RunnableGraph.fromGraph(GraphDSL.create() { implicit b =>
  import GraphDSL.Implicits._

  val merge = b.add(Merge[Int](2))
  val bcast = b.add(Broadcast[Int](2))

  source ~> merge ~> Flow[Int].map { s => println(s); s } ~> bcast ~> Sink.ignore
      merge <~ Flow[Int].buffer(10, OverflowStrategy.dropHead) <~ bcast
  ClosedShape
})

If we run this example we see that

  • The flow of elements does not stop, there are always elements printed
  • We see that some of the numbers are printed several times over time (due to the feedback loop) but on average the numbers are increasing in the long term

This example highlights that one solution to avoid deadlocks in the presence of potentially unbalanced cycles (cycles where the number of circulating elements are unbounded) is to drop elements. An alternative would be to define a larger buffer with OverflowStrategy.fail which would fail the stream instead of deadlocking it after all buffer space has been consumed.

As we discovered in the previous examples, the core problem was the unbalanced nature of the feedback loop. We circumvented this issue by adding a dropping element, but now we want to build a cycle that is balanced from the beginning instead. To achieve this we modify our first graph by replacing the Merge junction with a ZipWith. Since ZipWith takes one element from source and from the feedback arc to inject one element into the cycle, we maintain the balance of elements.

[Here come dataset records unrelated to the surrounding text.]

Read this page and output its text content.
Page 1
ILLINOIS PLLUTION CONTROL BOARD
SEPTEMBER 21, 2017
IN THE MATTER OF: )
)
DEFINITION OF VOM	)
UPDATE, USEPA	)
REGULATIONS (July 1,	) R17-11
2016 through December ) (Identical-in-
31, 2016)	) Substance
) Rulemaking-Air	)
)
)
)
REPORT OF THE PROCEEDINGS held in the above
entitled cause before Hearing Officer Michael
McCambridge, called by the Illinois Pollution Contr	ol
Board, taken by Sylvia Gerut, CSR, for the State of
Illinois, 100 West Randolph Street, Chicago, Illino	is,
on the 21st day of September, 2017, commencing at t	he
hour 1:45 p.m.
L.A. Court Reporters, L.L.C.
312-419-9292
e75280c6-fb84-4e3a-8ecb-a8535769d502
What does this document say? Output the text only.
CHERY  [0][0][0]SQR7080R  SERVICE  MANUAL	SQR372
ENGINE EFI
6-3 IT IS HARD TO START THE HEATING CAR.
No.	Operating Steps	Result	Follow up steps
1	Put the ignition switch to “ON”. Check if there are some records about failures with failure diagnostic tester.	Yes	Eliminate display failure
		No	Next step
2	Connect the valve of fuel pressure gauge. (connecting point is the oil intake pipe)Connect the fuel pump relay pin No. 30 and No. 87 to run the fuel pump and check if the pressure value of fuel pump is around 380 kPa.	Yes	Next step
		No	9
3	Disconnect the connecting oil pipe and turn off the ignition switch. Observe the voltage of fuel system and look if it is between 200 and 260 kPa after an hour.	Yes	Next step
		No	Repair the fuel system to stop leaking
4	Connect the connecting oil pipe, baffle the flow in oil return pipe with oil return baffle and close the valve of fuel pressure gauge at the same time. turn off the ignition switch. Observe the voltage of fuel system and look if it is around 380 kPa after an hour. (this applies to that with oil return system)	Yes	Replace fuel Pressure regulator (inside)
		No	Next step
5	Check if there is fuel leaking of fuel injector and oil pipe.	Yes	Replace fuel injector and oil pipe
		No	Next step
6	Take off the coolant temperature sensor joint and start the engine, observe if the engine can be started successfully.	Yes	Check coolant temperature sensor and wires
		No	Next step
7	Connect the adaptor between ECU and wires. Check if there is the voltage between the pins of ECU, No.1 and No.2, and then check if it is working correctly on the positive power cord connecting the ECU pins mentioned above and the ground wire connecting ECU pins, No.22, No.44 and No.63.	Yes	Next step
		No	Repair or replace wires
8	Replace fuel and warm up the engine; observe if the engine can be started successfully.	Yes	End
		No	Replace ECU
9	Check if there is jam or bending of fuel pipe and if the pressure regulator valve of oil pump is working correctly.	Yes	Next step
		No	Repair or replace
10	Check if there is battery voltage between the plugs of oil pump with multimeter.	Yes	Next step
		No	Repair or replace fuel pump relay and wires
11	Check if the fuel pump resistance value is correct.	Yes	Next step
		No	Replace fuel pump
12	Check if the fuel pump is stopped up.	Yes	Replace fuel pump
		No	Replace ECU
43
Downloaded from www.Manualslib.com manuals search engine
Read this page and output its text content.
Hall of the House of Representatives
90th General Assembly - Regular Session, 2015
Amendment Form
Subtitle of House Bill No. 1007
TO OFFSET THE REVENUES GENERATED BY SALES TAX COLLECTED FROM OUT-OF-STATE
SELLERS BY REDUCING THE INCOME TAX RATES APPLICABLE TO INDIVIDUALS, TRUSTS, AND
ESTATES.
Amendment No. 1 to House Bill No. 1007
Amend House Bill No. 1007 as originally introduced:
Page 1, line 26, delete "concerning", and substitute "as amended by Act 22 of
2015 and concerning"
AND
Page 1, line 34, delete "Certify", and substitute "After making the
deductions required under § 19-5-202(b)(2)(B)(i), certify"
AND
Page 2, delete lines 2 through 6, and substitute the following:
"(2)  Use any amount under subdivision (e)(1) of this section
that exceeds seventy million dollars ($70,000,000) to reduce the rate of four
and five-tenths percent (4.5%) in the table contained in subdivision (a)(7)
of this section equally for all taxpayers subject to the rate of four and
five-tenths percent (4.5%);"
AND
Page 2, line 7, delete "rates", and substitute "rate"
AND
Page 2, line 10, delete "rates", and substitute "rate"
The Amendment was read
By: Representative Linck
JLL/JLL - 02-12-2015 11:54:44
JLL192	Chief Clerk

// WARNING! The graph below never processes any elements
RunnableGraph.fromGraph(GraphDSL.create() { implicit b =>
  import GraphDSL.Implicits._

  val zip = b.add(ZipWith[Int, Int, Int]((left, right) => right))
  val bcast = b.add(Broadcast[Int](2))

  source ~> zip.in0
  zip.out.map { s => println(s); s } ~> bcast ~> Sink.ignore
  zip.in1             <~                bcast
  ClosedShape
})

Still, when we try to run the example it turns out that no element is printed at all! After some investigation we realize that:

  • In order to get the first element from source into the cycle we need an already existing element in the cycle
  • In order to get an initial element in the cycle we need an element from source

These two conditions are a typical "chicken-and-egg" problem. The solution is to inject an initial element into the cycle that is independent from source. We do this by using a Concat junction on the backwards arc that injects a single element using Source.single.

RunnableGraph.fromGraph(GraphDSL.create() { implicit b =>
  import GraphDSL.Implicits._

  val zip = b.add(ZipWith((left: Int, right: Int) => left))
  val bcast = b.add(Broadcast[Int](2))
  val concat = b.add(Concat[Int]())
  val start = Source.single(0)

  source ~> zip.in0
  zip.out.map { s => println(s); s } ~> bcast ~> Sink.ignore
  zip.in1 <~ concat <~ start
             concat         <~          bcast
  ClosedShape
})

When we run the above example we see that processing starts and never stops. The important takeaway from this example is that balanced cycles often need an initial "kick-off" element to be injected into the cycle.